Orthogénèse et art militaire
L’homme est un démiurge, car il crée. Certes, il ne crée pas de matière vivante, en dehors de ses enfants. Mais il crée des concepts, des organisations, des machines, et il cherche à les perfectionner sans cesse, pour réaliser un but lointain dont la finalité elle-même bien souvent lui échappe. On peut par exemple se demander légitimement si la recherche d’une vitesse de déplacement de plus en plus grande est un élément de bonheur, un « progrès ». Quoi qu’il en soit, l’homme crée. Comme le démiurge, il procède par tâtonnements, par multiples essais successifs. Il n’est donc pas étonnant qu’on puisse retrouver dans l’histoire de l’évolution biologique dont nous connaissons maintenant assez bien les lois, des ressemblances frappantes avec l’évolution des créations humaines. Loin d’être stérile, une telle recherche nous amènera à des constatations intéressantes et nous éclairera puissamment sur nos limites et sur nos erreurs.
À mesure que les savants ont progressé dans la connaissance des lois de l’évolution, ils ont été de surprise en surprise. Au début, ils ont surtout été frappés par le tableau grandiose d’un progrès continuel, allant de la cellule mère apparue au sein des mers bouillantes il y a des millions d’années jusqu’à l’organisme humain, actuellement le plus perfectionné qui soit. Mais en étudiant de plus près la vie des lignées, ils ont dû déchanter rapidement et une fois de plus ils se sont trouvés devant cette « vérité » décevante, à deux faces en apparence inconciliables, qui semble un jeu de la divinité pour nous éloigner de la connaissance totale et qu’on retrouve dans tous les domaines, aussi bien celui de la liberté humaine que celui de la nature de l’électron.

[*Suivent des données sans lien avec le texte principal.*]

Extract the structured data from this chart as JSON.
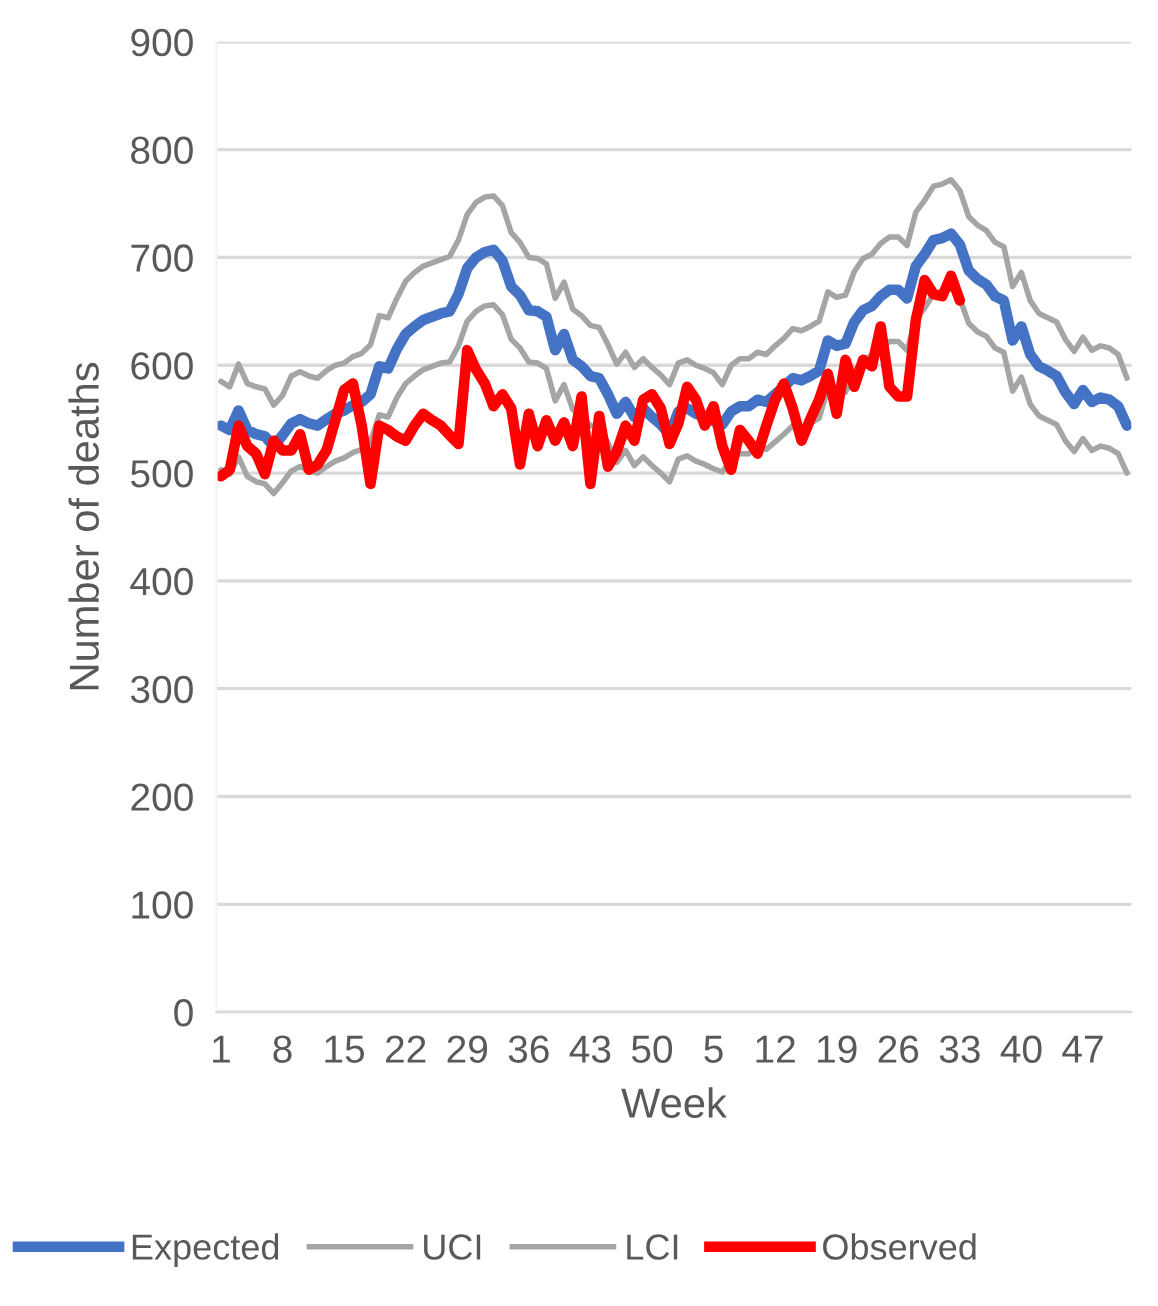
{
  "chart_data": {
    "type": "line",
    "xlabel": "Week",
    "ylabel": "Number of deaths",
    "categories": [
      "1",
      null,
      null,
      null,
      null,
      null,
      null,
      "8",
      null,
      null,
      null,
      null,
      null,
      null,
      "15",
      null,
      null,
      null,
      null,
      null,
      null,
      "22",
      null,
      null,
      null,
      null,
      null,
      null,
      "29",
      null,
      null,
      null,
      null,
      null,
      null,
      "36",
      null,
      null,
      null,
      null,
      null,
      null,
      "43",
      null,
      null,
      null,
      null,
      null,
      null,
      "50",
      null,
      null,
      null,
      null,
      null,
      null,
      "5",
      null,
      null,
      null,
      null,
      null,
      null,
      "12",
      null,
      null,
      null,
      null,
      null,
      null,
      "19",
      null,
      null,
      null,
      null,
      null,
      null,
      "26",
      null,
      null,
      null,
      null,
      null,
      null,
      "33",
      null,
      null,
      null,
      null,
      null,
      null,
      "40",
      null,
      null,
      null,
      null,
      null,
      null,
      "47",
      null,
      null,
      null,
      null,
      null
    ],
    "series": [
      {
        "name": "Expected",
        "color": "#4472c4",
        "values": [
          544,
          540,
          558,
          540,
          536,
          534,
          525,
          535,
          546,
          550,
          546,
          544,
          550,
          555,
          558,
          563,
          566,
          573,
          599,
          597,
          615,
          629,
          636,
          642,
          645,
          648,
          650,
          666,
          690,
          700,
          705,
          707,
          697,
          673,
          665,
          651,
          650,
          645,
          614,
          629,
          605,
          599,
          590,
          588,
          573,
          555,
          566,
          552,
          560,
          552,
          545,
          536,
          557,
          560,
          555,
          552,
          548,
          545,
          557,
          562,
          562,
          568,
          566,
          573,
          580,
          588,
          586,
          590,
          595,
          623,
          618,
          620,
          640,
          651,
          655,
          664,
          670,
          670,
          662,
          692,
          703,
          716,
          718,
          722,
          712,
          688,
          680,
          675,
          664,
          660,
          623,
          636,
          610,
          599,
          595,
          590,
          575,
          564,
          577,
          566,
          570,
          568,
          562,
          544
        ]
      },
      {
        "name": "UCI",
        "color": "#a5a5a5",
        "values": [
          585,
          580,
          601,
          583,
          580,
          578,
          563,
          572,
          590,
          594,
          590,
          588,
          595,
          600,
          602,
          608,
          611,
          619,
          646,
          644,
          662,
          678,
          686,
          692,
          695,
          698,
          701,
          716,
          740,
          751,
          756,
          757,
          748,
          723,
          714,
          700,
          699,
          694,
          662,
          677,
          652,
          646,
          637,
          635,
          619,
          601,
          612,
          598,
          606,
          598,
          591,
          582,
          602,
          605,
          600,
          597,
          593,
          582,
          600,
          606,
          606,
          612,
          610,
          618,
          625,
          634,
          632,
          636,
          641,
          668,
          663,
          665,
          687,
          699,
          703,
          713,
          719,
          719,
          711,
          742,
          753,
          766,
          768,
          772,
          762,
          738,
          730,
          725,
          714,
          710,
          673,
          686,
          660,
          648,
          644,
          640,
          624,
          613,
          626,
          614,
          618,
          616,
          610,
          588
        ]
      },
      {
        "name": "LCI",
        "color": "#a5a5a5",
        "values": [
          503,
          499,
          515,
          497,
          492,
          490,
          481,
          491,
          502,
          506,
          502,
          500,
          506,
          511,
          514,
          519,
          522,
          529,
          554,
          552,
          570,
          583,
          590,
          596,
          599,
          602,
          603,
          618,
          641,
          650,
          655,
          656,
          647,
          624,
          616,
          603,
          602,
          597,
          567,
          582,
          559,
          553,
          544,
          542,
          528,
          510,
          521,
          507,
          515,
          507,
          500,
          492,
          513,
          516,
          511,
          508,
          504,
          501,
          513,
          518,
          518,
          524,
          522,
          529,
          536,
          544,
          542,
          546,
          551,
          578,
          573,
          575,
          594,
          605,
          609,
          617,
          622,
          622,
          614,
          643,
          653,
          666,
          668,
          672,
          662,
          639,
          631,
          627,
          616,
          612,
          576,
          589,
          564,
          553,
          549,
          545,
          530,
          520,
          532,
          521,
          525,
          523,
          518,
          500
        ]
      },
      {
        "name": "Observed",
        "color": "#ff0000",
        "values": [
          497,
          503,
          544,
          525,
          518,
          499,
          530,
          521,
          521,
          536,
          503,
          508,
          521,
          549,
          577,
          583,
          544,
          490,
          544,
          540,
          534,
          530,
          544,
          555,
          549,
          544,
          535,
          527,
          614,
          596,
          583,
          562,
          573,
          560,
          508,
          555,
          525,
          549,
          530,
          547,
          525,
          571,
          490,
          553,
          506,
          520,
          544,
          530,
          568,
          573,
          560,
          527,
          546,
          580,
          568,
          544,
          562,
          525,
          503,
          540,
          530,
          518,
          544,
          568,
          583,
          560,
          530,
          550,
          568,
          592,
          555,
          605,
          580,
          605,
          599,
          636,
          580,
          571,
          571,
          642,
          679,
          666,
          664,
          683,
          660,
          null,
          null,
          null,
          null,
          null,
          null,
          null,
          null,
          null,
          null,
          null,
          null,
          null,
          null,
          null,
          null,
          null,
          null,
          null
        ]
      }
    ],
    "ylim": [
      0,
      900
    ],
    "yticks": [
      0,
      100,
      200,
      300,
      400,
      500,
      600,
      700,
      800,
      900
    ],
    "grid": "y",
    "legend": "bottom",
    "marker": "none",
    "line_style": "solid"
  }
}
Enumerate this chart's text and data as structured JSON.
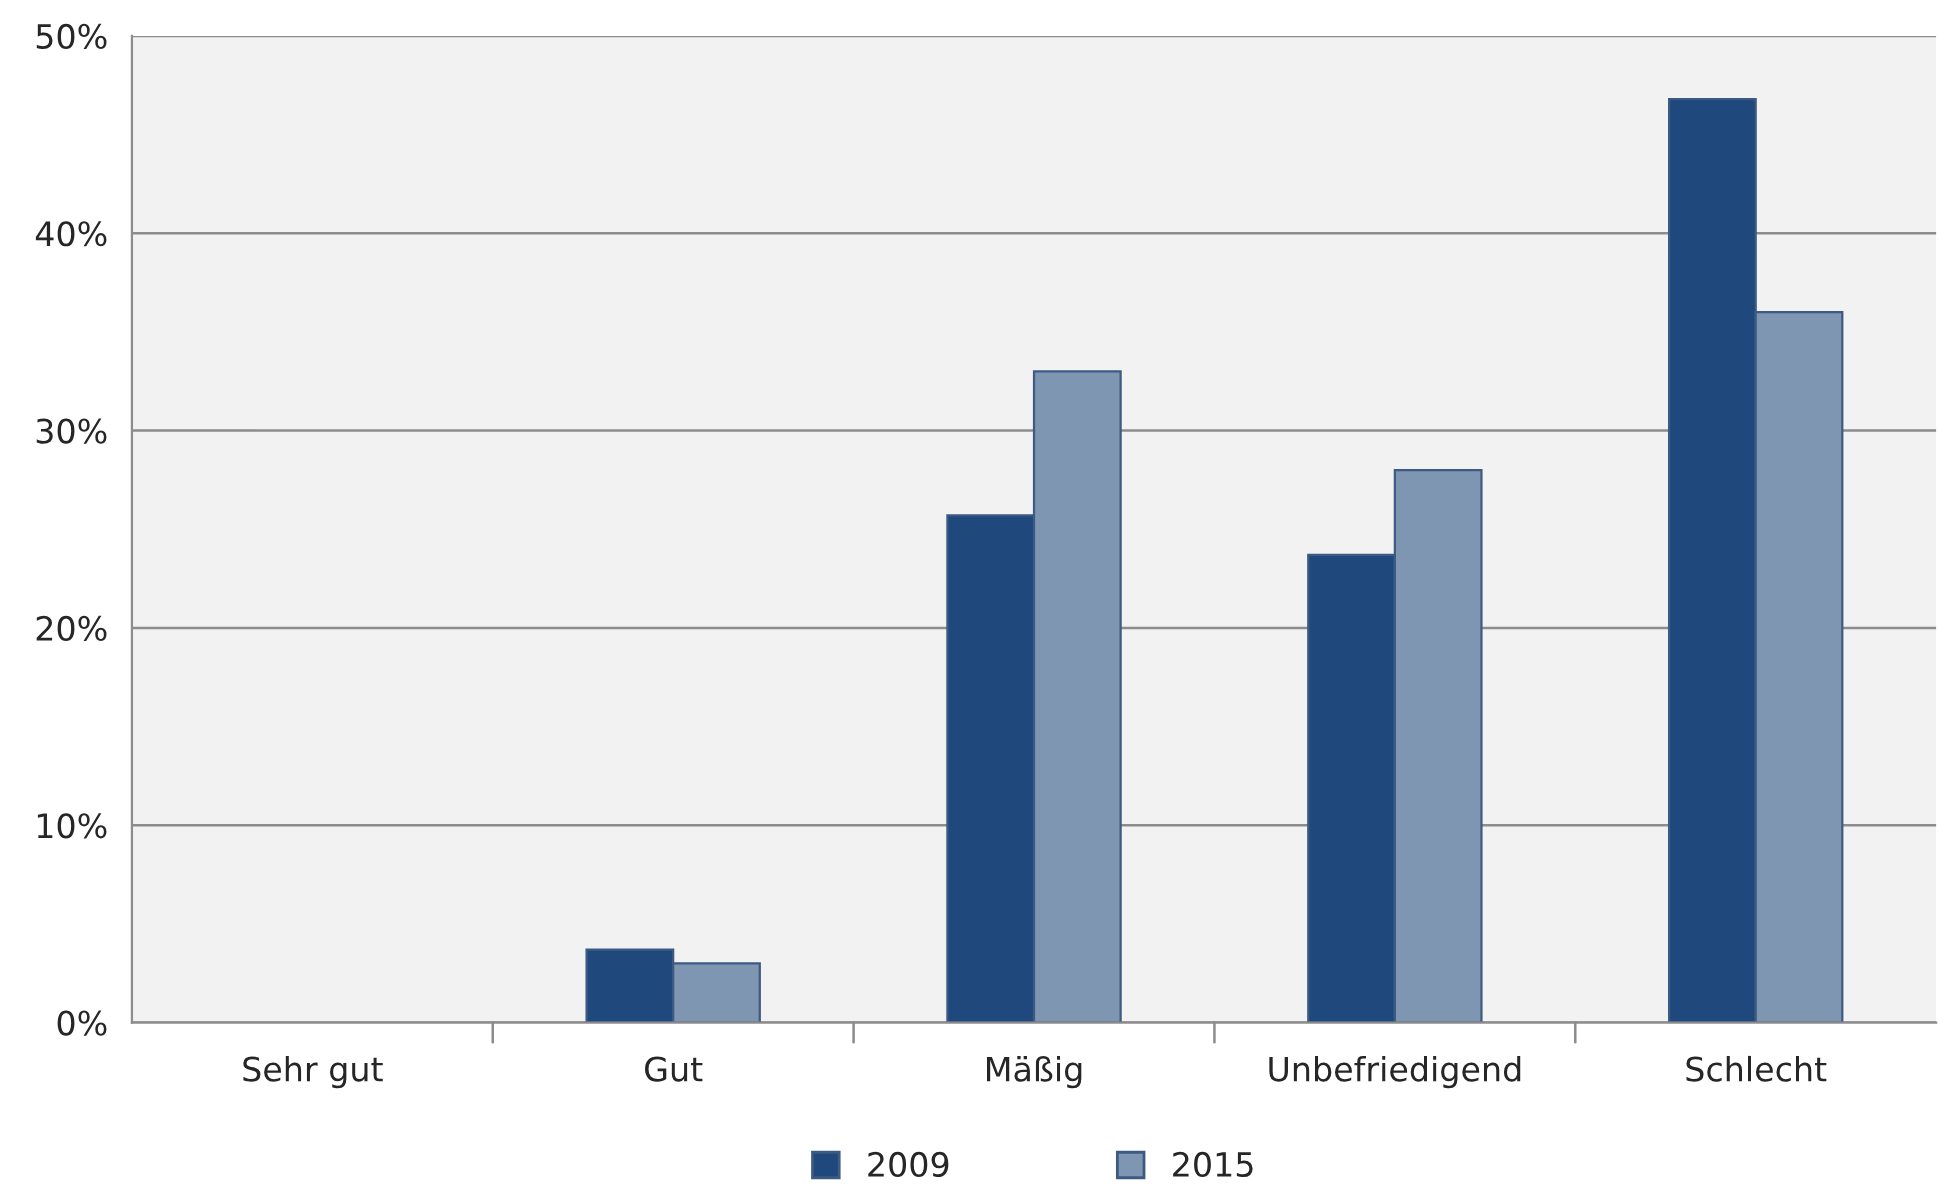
{
  "chart_data": {
    "type": "bar",
    "categories": [
      "Sehr gut",
      "Gut",
      "Mäßig",
      "Unbefriedigend",
      "Schlecht"
    ],
    "series": [
      {
        "name": "2009",
        "color": "#1f497d",
        "values": [
          0,
          3.7,
          25.7,
          23.7,
          46.8
        ]
      },
      {
        "name": "2015",
        "color": "#7f96b2",
        "values": [
          0,
          3.0,
          33.0,
          28.0,
          36.0
        ]
      }
    ],
    "ylim": [
      0,
      50
    ],
    "yticks": [
      {
        "value": 0,
        "label": "0%"
      },
      {
        "value": 10,
        "label": "10%"
      },
      {
        "value": 20,
        "label": "20%"
      },
      {
        "value": 30,
        "label": "30%"
      },
      {
        "value": 40,
        "label": "40%"
      },
      {
        "value": 50,
        "label": "50%"
      }
    ],
    "grid": "y",
    "legend": "bottom"
  }
}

Ils ont constaté que l’évolution des lignées, que Goldschmidt appelle la « microévolution », était une évolution régressive qui accule les lignées à la mort à la suite d’adaptations spécialisatrices qui limitent de plus en plus leurs possibilités vitales. Si, au début, sous l’influence de ces adaptations, l’organisme nouvellement créé semble faire des progrès, très vite l’irréversibilité de l’évolution oblige celle-ci (comme parle le Dr Jeannel) à se maintenir dans une direction constante. Le « taux d’adaptation » optimum se trouve bien vite dépassé. Les adaptations spécialisatrices imposent aux espèces des restrictions de leurs fonctions vitales qui leur ôtent à peu près complètement la possibilité de modifier leur mode d’existence. Elles les confinent dans des domaines géographiques de plus en plus restreints, elles les forcent à vivre dans des conditions atmosphériques, de température et de pression, de plus en plus étroites. S’il advient par exemple un changement climatique, les espèces, incapables de s’adapter, meurent.